In [2]:
import arviz as az
import matplotlib.pyplot as plt
import numpy as np
import pandas as pd
import pymc3 as pm
import xarray as xr
%config InlineBackend.figure_format = 'retina'
az.style.use("arviz-darkgrid")
rng = np.random.default_rng(1234)



例子：社会经济地位，社会关系地位与幸福感的关系

数据本身的可视化、贝叶斯模型、模型诊断、统计推断

In [31]:
# 导入数据
SMS_data = pd.read_csv('SMS_Well_being.csv')[['uID','variable','factor','Country']]

In [102]:
plot_data = [
    sorted(SMS_data.query('factor=="Low"').variable[0:3000]),
    sorted(SMS_data.query('factor=="High"').variable[0:3000])]

In [5]:
# import matplotlib
# a = sorted([f.name for f in matplotlib.font_manager.fontManager.ttflist])

# for i in a:
#    print(i)

# 字体样式
font = {'family' : 'Source Han Sans CN'}
# 具体使用
plt.rc('font',**font)

In [107]:
# 画图对比两种社会地位对幸福感的影响
def adjacent_values(vals, q1, q3):
    upper_adjacent_value = q3 + (q3 - q1) * 1.5
    upper_adjacent_value = np.clip(upper_adjacent_value, q3, vals[-1])

    lower_adjacent_value = q1 - (q3 - q1) * 1.5
    lower_adjacent_value = np.clip(lower_adjacent_value, vals[0], q1)
    return lower_adjacent_value, upper_adjacent_value

def set_axis_style(ax, labels):
    ax.xaxis.set_tick_params(direction='out')
    ax.xaxis.set_ticks_position('bottom')
    ax.set_xticks(np.arange(1, len(labels) + 1), labels=labels)
    ax.set_xlim(0.25, len(labels) + 0.75)
    ax.set_xlabel('社会关系地位')

fig, ax1 = plt.subplots(nrows=1, ncols=1, figsize=(9, 4), sharey=True)

parts = ax1.violinplot(
        plot_data, showmeans=False, showmedians=False,
        showextrema=False)

for pc in parts['bodies']:
    pc.set_facecolor('#D43F3A')
    pc.set_edgecolor('black')
    pc.set_alpha(1)

quartile1, medians, quartile3 = np.percentile(plot_data, [25, 50, 75], axis=1)
whiskers = np.array([
    adjacent_values(sorted_array, q1, q3)
    for sorted_array, q1, q3 in zip(plot_data, quartile1, quartile3)])
whiskers_min, whiskers_max = whiskers[:, 0], whiskers[:, 1]

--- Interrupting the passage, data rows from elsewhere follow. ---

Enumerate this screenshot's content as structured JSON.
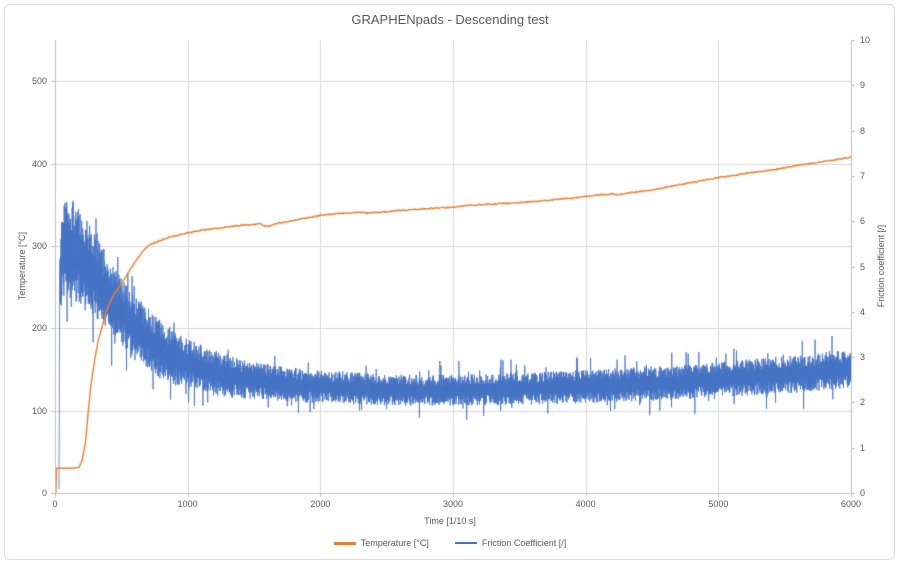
{
  "title": "GRAPHENpads - Descending test",
  "colors": {
    "temperature": "#ED7D31",
    "friction": "#4472C4",
    "gridline": "#D9D9D9",
    "axis_line": "#BFBFBF",
    "text": "#595959",
    "frame_border": "#DCDCDC",
    "background": "#FFFFFF"
  },
  "chart_data": {
    "type": "line",
    "title": "GRAPHENpads - Descending test",
    "xlabel": "Time [1/10 s]",
    "ylabel_left": "Temperature [°C]",
    "ylabel_right": "Friction coefficient [/]",
    "x_range": [
      0,
      6000
    ],
    "y_left_range": [
      0,
      550
    ],
    "y_right_range": [
      0,
      10
    ],
    "x_ticks": [
      0,
      1000,
      2000,
      3000,
      4000,
      5000,
      6000
    ],
    "y_left_ticks": [
      0,
      100,
      200,
      300,
      400,
      500
    ],
    "y_right_ticks": [
      0,
      1,
      2,
      3,
      4,
      5,
      6,
      7,
      8,
      9,
      10
    ],
    "grid": {
      "horizontal_major_left_axis": 100,
      "vertical_major": 1000,
      "visible": true
    },
    "legend": {
      "position": "bottom",
      "entries": [
        {
          "label": "Temperature [°C]",
          "color": "#ED7D31"
        },
        {
          "label": "Friction Coefficient [/]",
          "color": "#4472C4"
        }
      ]
    },
    "series": [
      {
        "name": "Temperature [°C]",
        "axis": "left",
        "style": "smooth",
        "color": "#ED7D31",
        "points": [
          [
            0,
            0
          ],
          [
            8,
            0
          ],
          [
            10,
            30
          ],
          [
            60,
            30
          ],
          [
            120,
            30
          ],
          [
            180,
            31
          ],
          [
            205,
            40
          ],
          [
            230,
            62
          ],
          [
            251,
            100
          ],
          [
            270,
            130
          ],
          [
            290,
            152
          ],
          [
            310,
            172
          ],
          [
            330,
            188
          ],
          [
            352,
            200
          ],
          [
            375,
            214
          ],
          [
            400,
            226
          ],
          [
            430,
            237
          ],
          [
            460,
            245
          ],
          [
            490,
            251
          ],
          [
            520,
            259
          ],
          [
            560,
            270
          ],
          [
            600,
            280
          ],
          [
            650,
            291
          ],
          [
            703,
            300
          ],
          [
            750,
            304
          ],
          [
            800,
            307
          ],
          [
            850,
            310
          ],
          [
            900,
            312
          ],
          [
            950,
            314
          ],
          [
            1000,
            316
          ],
          [
            1100,
            319
          ],
          [
            1200,
            321
          ],
          [
            1300,
            323
          ],
          [
            1400,
            325
          ],
          [
            1500,
            326
          ],
          [
            1550,
            327
          ],
          [
            1580,
            324
          ],
          [
            1620,
            324
          ],
          [
            1660,
            327
          ],
          [
            1700,
            328
          ],
          [
            1800,
            331
          ],
          [
            1900,
            334
          ],
          [
            2000,
            337
          ],
          [
            2100,
            339
          ],
          [
            2200,
            340
          ],
          [
            2300,
            341
          ],
          [
            2360,
            340
          ],
          [
            2450,
            341
          ],
          [
            2600,
            343
          ],
          [
            2800,
            345
          ],
          [
            3000,
            347
          ],
          [
            3100,
            349
          ],
          [
            3200,
            350
          ],
          [
            3300,
            351
          ],
          [
            3450,
            352
          ],
          [
            3600,
            354
          ],
          [
            3700,
            355
          ],
          [
            3800,
            357
          ],
          [
            3900,
            358
          ],
          [
            4000,
            360
          ],
          [
            4100,
            362
          ],
          [
            4200,
            363
          ],
          [
            4250,
            362
          ],
          [
            4350,
            365
          ],
          [
            4500,
            368
          ],
          [
            4600,
            371
          ],
          [
            4700,
            374
          ],
          [
            4800,
            377
          ],
          [
            4900,
            380
          ],
          [
            5000,
            383
          ],
          [
            5100,
            385
          ],
          [
            5200,
            388
          ],
          [
            5300,
            390
          ],
          [
            5400,
            392
          ],
          [
            5500,
            395
          ],
          [
            5600,
            398
          ],
          [
            5700,
            400
          ],
          [
            5800,
            403
          ],
          [
            5900,
            405
          ],
          [
            6000,
            408
          ]
        ]
      },
      {
        "name": "Friction Coefficient [/]",
        "axis": "right",
        "style": "noisy",
        "color": "#4472C4",
        "start_point": [
          30,
          0.08
        ],
        "envelope_mean_amplitude": [
          [
            35,
            4.8,
            1.0
          ],
          [
            60,
            5.3,
            1.4
          ],
          [
            100,
            5.45,
            1.5
          ],
          [
            150,
            5.35,
            1.45
          ],
          [
            200,
            5.15,
            1.35
          ],
          [
            300,
            4.8,
            1.15
          ],
          [
            400,
            4.4,
            1.0
          ],
          [
            500,
            4.0,
            0.95
          ],
          [
            600,
            3.65,
            0.9
          ],
          [
            700,
            3.4,
            0.85
          ],
          [
            800,
            3.15,
            0.8
          ],
          [
            900,
            2.98,
            0.75
          ],
          [
            1000,
            2.85,
            0.7
          ],
          [
            1200,
            2.65,
            0.62
          ],
          [
            1400,
            2.52,
            0.55
          ],
          [
            1600,
            2.44,
            0.5
          ],
          [
            1800,
            2.38,
            0.48
          ],
          [
            2000,
            2.35,
            0.46
          ],
          [
            2400,
            2.29,
            0.44
          ],
          [
            2800,
            2.26,
            0.43
          ],
          [
            3200,
            2.28,
            0.44
          ],
          [
            3600,
            2.31,
            0.45
          ],
          [
            4000,
            2.35,
            0.46
          ],
          [
            4400,
            2.4,
            0.47
          ],
          [
            4800,
            2.46,
            0.48
          ],
          [
            5200,
            2.55,
            0.5
          ],
          [
            5600,
            2.63,
            0.52
          ],
          [
            6000,
            2.75,
            0.55
          ]
        ],
        "noise": {
          "sample_step": 2,
          "base_gain": 0.8,
          "spike_probability": 0.05,
          "spike_gain": 1.8,
          "max_value": 7.3
        }
      }
    ]
  }
}
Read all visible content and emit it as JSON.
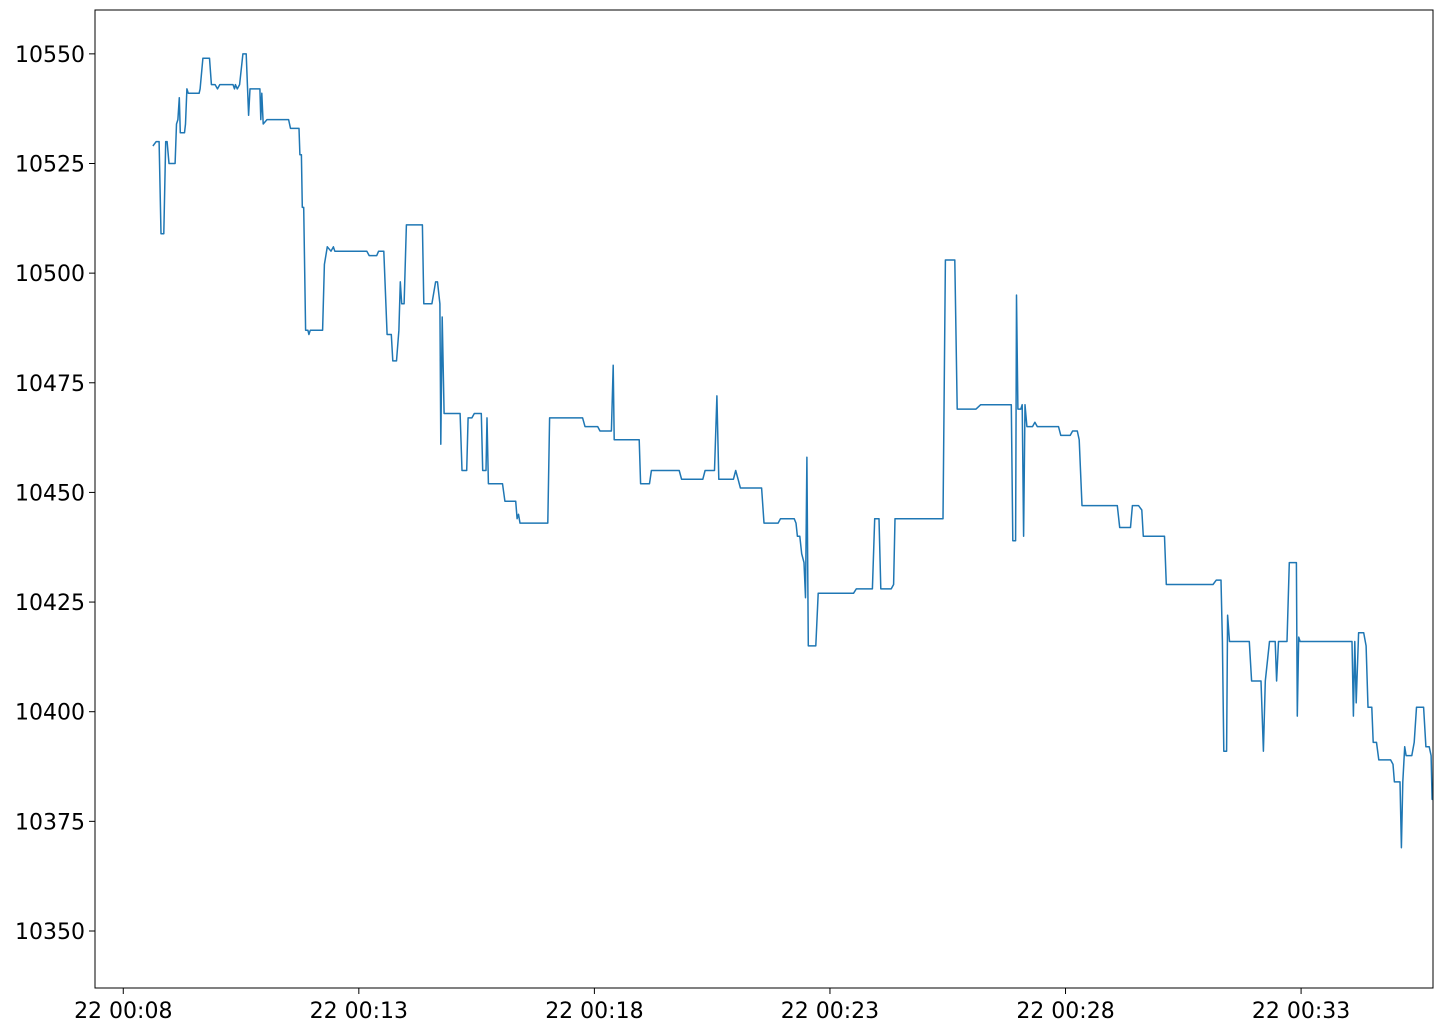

inds = np.arange(1, len(medians) + 1)
ax1.scatter(inds, medians, marker='o', color='white', s=30, zorder=3)
ax1.vlines(inds, quartile1, quartile3, color='k', linestyle='-', lw=5)
ax1.vlines(inds, whiskers_min, whiskers_max, color='k', linestyle='-', lw=1)

# set style for the axes
labels = ['低','高']
plt.xticks(np.arange(2)+1, labels)
plt.xlabel('社会地位')
plt.ylabel('幸福感')

plt.subplots_adjust(bottom=0.15, wspace=0.05)
plt.show()



In [108]:
x = pd.factorize(SMS_data.factor)[0] # high为0，low为1
with pm.Model() as linear_regression:
    sigma = pm.HalfCauchy("sigma", beta=2)
    β0 = pm.Normal("β0", 0, sigma=5)
    β1 = pm.Normal("β1", 0, sigma=5)
    # x = pm.MutableData("x", x, dims="uID")
    # μ = pm.Deterministic("μ", β0 + β1 * x, dims="uID")
    pm.Normal("y", mu=β0 + β1 * x, sigma=sigma, observed=SMS_data.variable)

In [44]:
pm.model_to_graphviz(linear_regression)

In [54]:
with linear_regression:
    idata = pm.sample(4000, tune=2000, target_accept=0.9, return_inferencedata=True)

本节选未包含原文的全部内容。